The issues for me were always whether it would prove possible to prevent negative rates from punishing businesses, versus trying to encourage banks to lend, as was the stated intention, when the Bank of England began to investigate, and whether it was necessary. To be clear, I never expected the Bank of England to deploy negative interest rates, since the risks always outweighed the potential rewards.
In terms of whether it was possible to prevent businesses from being punished, the answer was probably not. At least in some form negative interest rates deployed from the Bank of England to UK lenders would eventually prompt an additional reduction in deposit rates in all likelihood. That has certainly been the case in other countries/economies that have deployed negative interest rates, and would be difficult, if not impossible to regulate against.
As to whether negative rates were/are necessary, as has been stated in previous articles, the most likely path to negative interest rates was some sort of even driven shock, such as a no-deal on UK/EU trade post the Brexit transition period. With that risk now off the table, it is difficult to see what would prompt the arguments to re-strengthen in favour of negative interest rates, short of a total failure of the vaccination programmes.
The focus for the UK is to drive recovery, particularly in the non-essential retail and retail services sectors. That is likely to be achieved by further rolling out the vaccine to the UK adult population and older children. The UK’s fiscal position is not going to materially worsen from where it is currently, but support for those employees still displaced, and businesses still forcibly closed means it won’t improve much over the coming months either.

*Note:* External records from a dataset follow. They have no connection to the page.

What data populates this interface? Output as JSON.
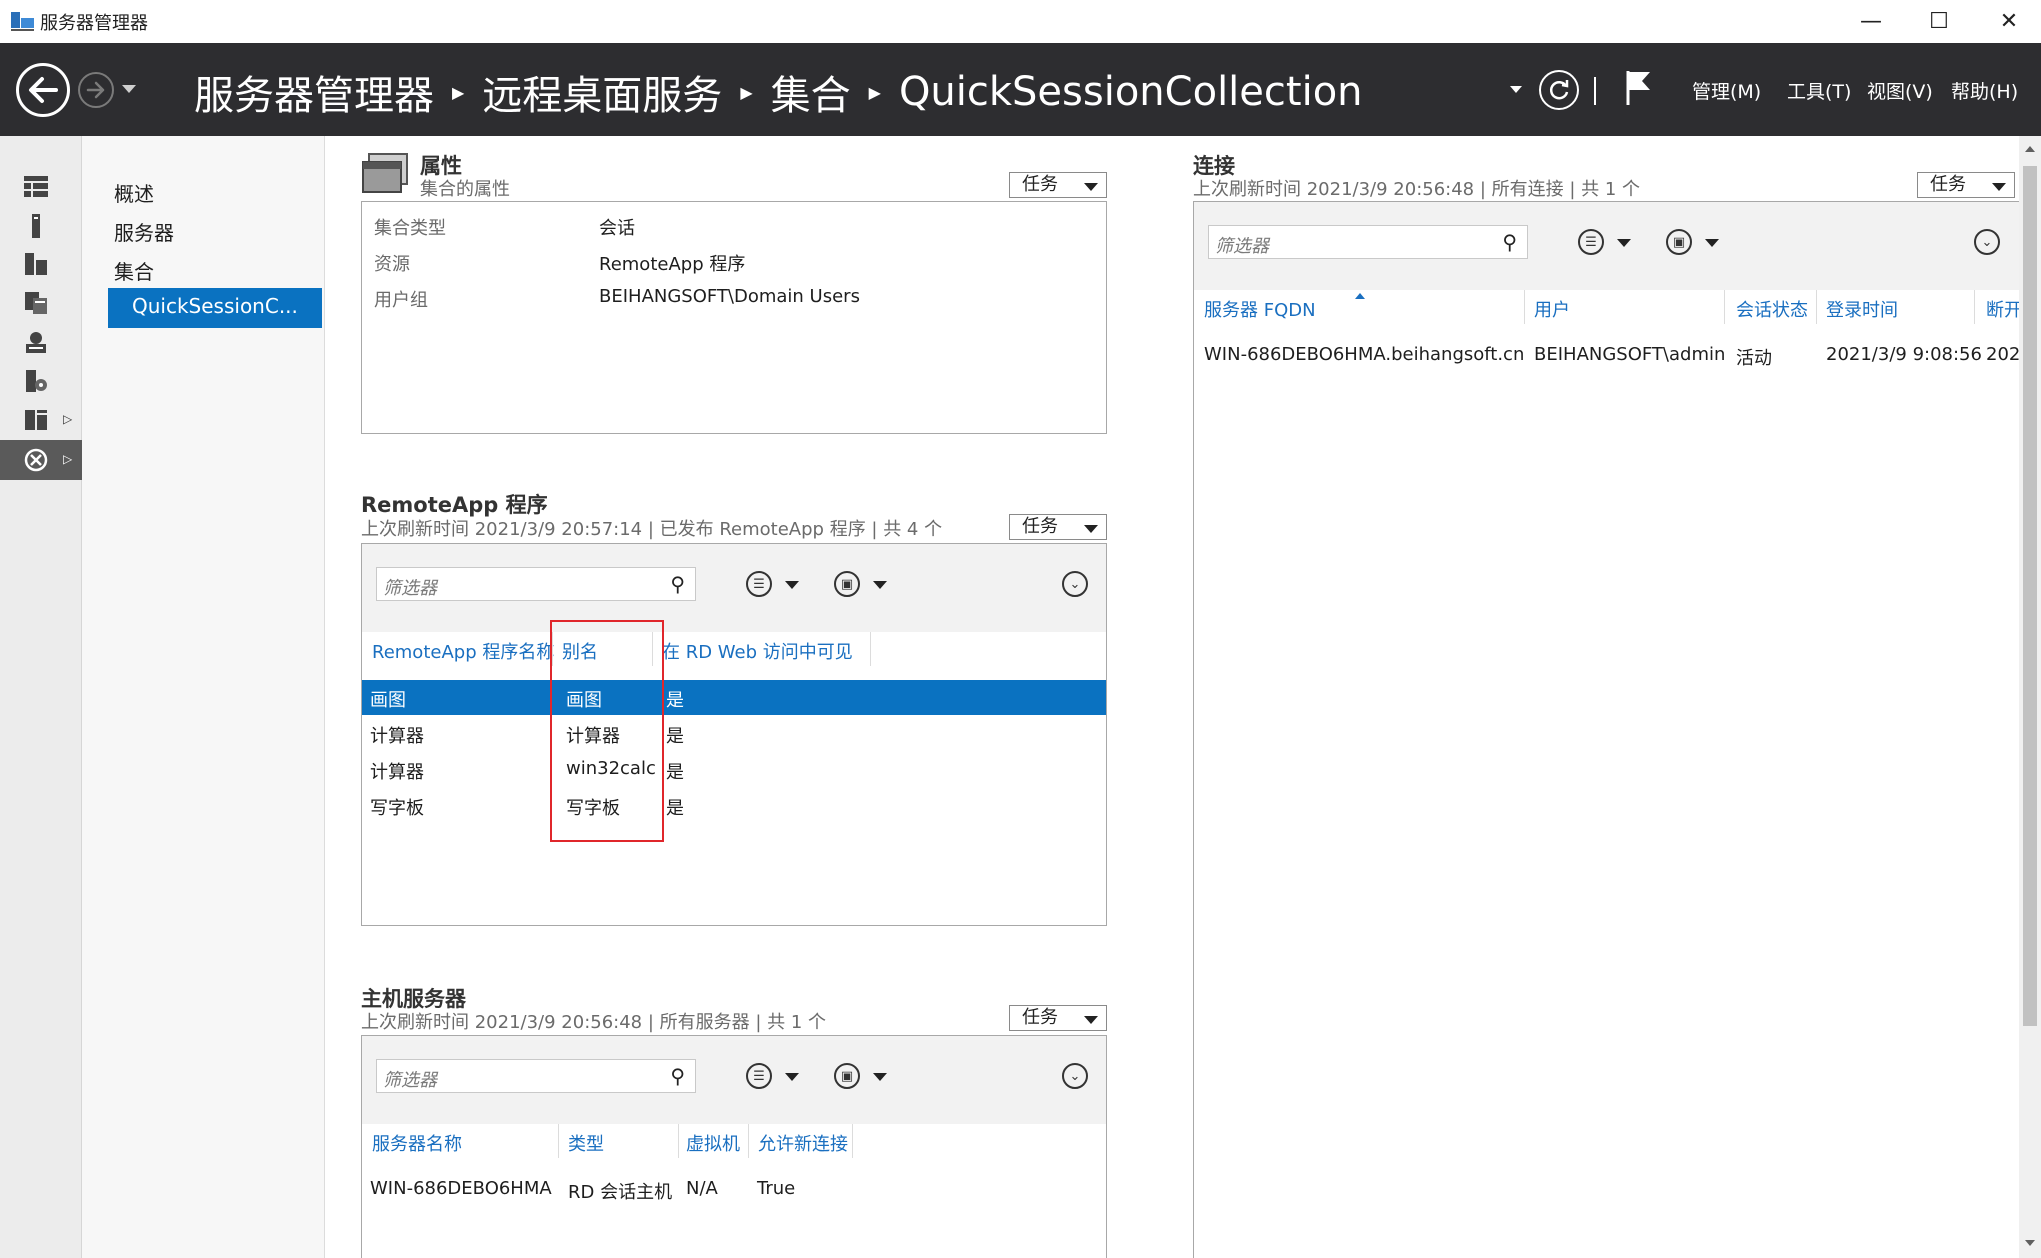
{
  "window": {
    "title": "服务器管理器",
    "controls": {
      "minimize": "—",
      "maximize": "☐",
      "close": "✕"
    }
  },
  "header": {
    "breadcrumbs": [
      "服务器管理器",
      "远程桌面服务",
      "集合",
      "QuickSessionCollection"
    ],
    "menu": [
      "管理(M)",
      "工具(T)",
      "视图(V)",
      "帮助(H)"
    ]
  },
  "nav": {
    "items": [
      "概述",
      "服务器",
      "集合",
      "QuickSessionC..."
    ],
    "active_index": 3
  },
  "properties": {
    "title": "属性",
    "subtitle": "集合的属性",
    "task_label": "任务",
    "rows": [
      {
        "label": "集合类型",
        "value": "会话"
      },
      {
        "label": "资源",
        "value": "RemoteApp 程序"
      },
      {
        "label": "用户组",
        "value": "BEIHANGSOFT\\Domain Users"
      }
    ]
  },
  "remoteapp": {
    "title": "RemoteApp 程序",
    "subtitle": "上次刷新时间 2021/3/9 20:57:14 | 已发布 RemoteApp 程序 | 共 4 个",
    "task_label": "任务",
    "filter_placeholder": "筛选器",
    "columns": [
      "RemoteApp 程序名称",
      "别名",
      "在 RD Web 访问中可见"
    ],
    "rows": [
      [
        "画图",
        "画图",
        "是"
      ],
      [
        "计算器",
        "计算器",
        "是"
      ],
      [
        "计算器",
        "win32calc",
        "是"
      ],
      [
        "写字板",
        "写字板",
        "是"
      ]
    ],
    "selected_row": 0
  },
  "hosts": {
    "title": "主机服务器",
    "subtitle": "上次刷新时间 2021/3/9 20:56:48 | 所有服务器 | 共 1 个",
    "task_label": "任务",
    "filter_placeholder": "筛选器",
    "columns": [
      "服务器名称",
      "类型",
      "虚拟机",
      "允许新连接"
    ],
    "rows": [
      [
        "WIN-686DEBO6HMA",
        "RD 会话主机",
        "N/A",
        "True"
      ]
    ]
  },
  "connections": {
    "title": "连接",
    "subtitle": "上次刷新时间 2021/3/9 20:56:48 | 所有连接 | 共 1 个",
    "task_label": "任务",
    "filter_placeholder": "筛选器",
    "columns": [
      "服务器 FQDN",
      "用户",
      "会话状态",
      "登录时间",
      "断开"
    ],
    "rows": [
      [
        "WIN-686DEBO6HMA.beihangsoft.cn",
        "BEIHANGSOFT\\admin",
        "活动",
        "2021/3/9 9:08:56",
        "202"
      ]
    ]
  },
  "colors": {
    "header_bg": "#2d2d30",
    "accent": "#0a72c1",
    "link": "#1a6fc0",
    "highlight": "#e0262b"
  }
}
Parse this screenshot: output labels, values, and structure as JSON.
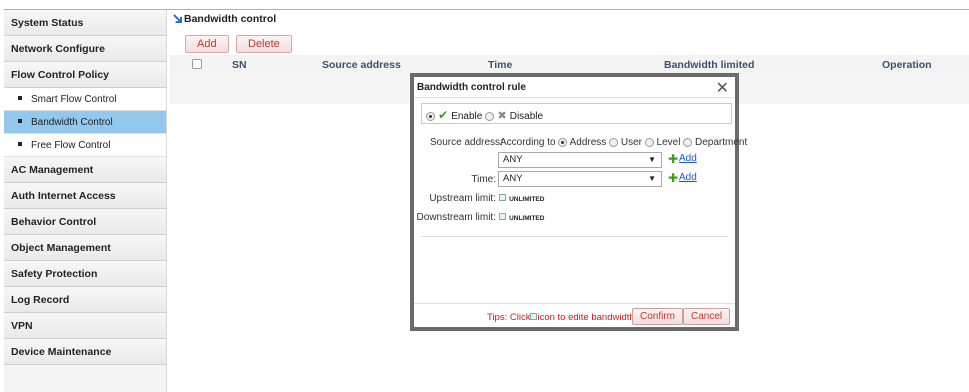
{
  "sidebar": {
    "items": [
      {
        "label": "System Status",
        "type": "section"
      },
      {
        "label": "Network Configure",
        "type": "section"
      },
      {
        "label": "Flow Control Policy",
        "type": "section"
      },
      {
        "label": "Smart Flow Control",
        "type": "sub"
      },
      {
        "label": "Bandwidth Control",
        "type": "sub",
        "active": true
      },
      {
        "label": "Free Flow Control",
        "type": "sub"
      },
      {
        "label": "AC Management",
        "type": "section"
      },
      {
        "label": "Auth Internet Access",
        "type": "section"
      },
      {
        "label": "Behavior Control",
        "type": "section"
      },
      {
        "label": "Object Management",
        "type": "section"
      },
      {
        "label": "Safety Protection",
        "type": "section"
      },
      {
        "label": "Log Record",
        "type": "section"
      },
      {
        "label": "VPN",
        "type": "section"
      },
      {
        "label": "Device Maintenance",
        "type": "section"
      }
    ]
  },
  "main": {
    "breadcrumb": "Bandwidth control",
    "toolbar": {
      "add_label": "Add",
      "delete_label": "Delete"
    },
    "table": {
      "columns": [
        "SN",
        "Source address",
        "Time",
        "Bandwidth limited",
        "Operation"
      ]
    }
  },
  "modal": {
    "title": "Bandwidth control rule",
    "close_icon": "close-icon",
    "enable_label": "Enable",
    "disable_label": "Disable",
    "source_address_label": "Source address:",
    "according_to_label": "According to",
    "according_options": [
      "Address",
      "User",
      "Level",
      "Department"
    ],
    "according_selected": "Address",
    "source_select_value": "ANY",
    "add_link": "Add",
    "time_label": "Time:",
    "time_select_value": "ANY",
    "upstream_label": "Upstream limit:",
    "upstream_value": "UNLIMITED",
    "downstream_label": "Downstream limit:",
    "downstream_value": "UNLIMITED",
    "tips_prefix": "Tips: Click",
    "tips_suffix": "icon to edite bandwidth",
    "confirm_label": "Confirm",
    "cancel_label": "Cancel"
  },
  "colors": {
    "active_nav": "#93c8ee",
    "button_text": "#c23a2a",
    "tips_text": "#d01a1a",
    "link": "#1b5bd6",
    "modal_border": "#6b6b6b"
  }
}
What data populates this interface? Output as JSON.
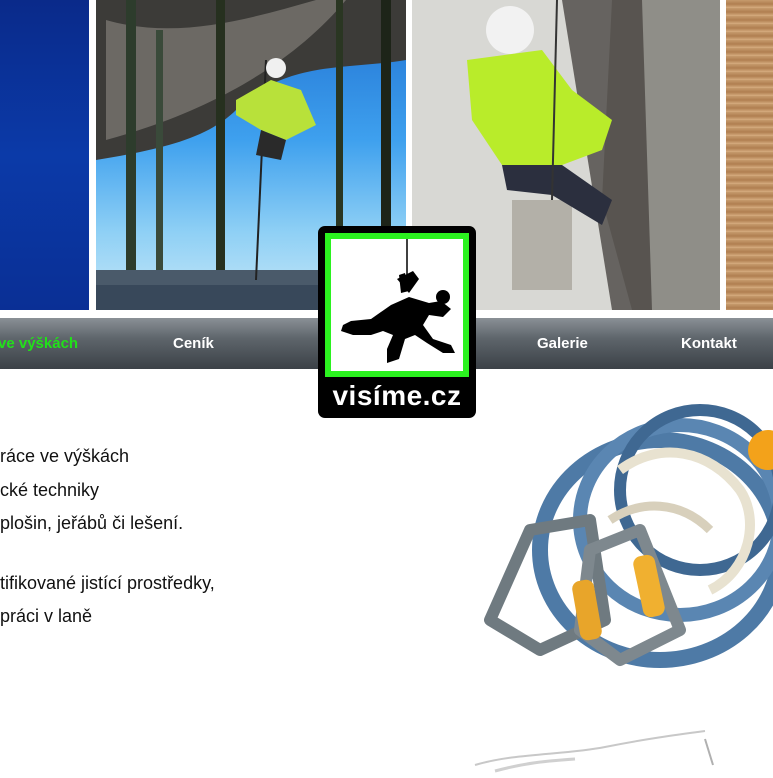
{
  "nav": {
    "items": [
      {
        "label": "ve výškách",
        "active": true
      },
      {
        "label": "Ceník",
        "active": false
      },
      {
        "label": "Galerie",
        "active": false
      },
      {
        "label": "Kontakt",
        "active": false
      }
    ]
  },
  "logo": {
    "text": "visíme.cz"
  },
  "content": {
    "lines": [
      "ráce ve výškách",
      "cké techniky",
      "plošin, jeřábů či lešení.",
      "tifikované jistící prostředky,",
      "práci v laně"
    ]
  },
  "colors": {
    "accent": "#22e01a",
    "nav_dark": "#3b4147",
    "logo_green": "#2bf21f"
  },
  "icons": [
    "rope-climber-silhouette-icon"
  ]
}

Negative interest rates were not, and are not necessary for the UK. Equally a rate rise is not likely to come before 2024 at the earliest. The reduced risk of negative interest rates being implemented in the UK has proven positive for sterling, and that may mean that it holds up at close to current levels (multi-year highs against the US dollar and multi-quarter highs against the euro) for the coming weeks, but additional gains in the pound from here look more difficult to achieve.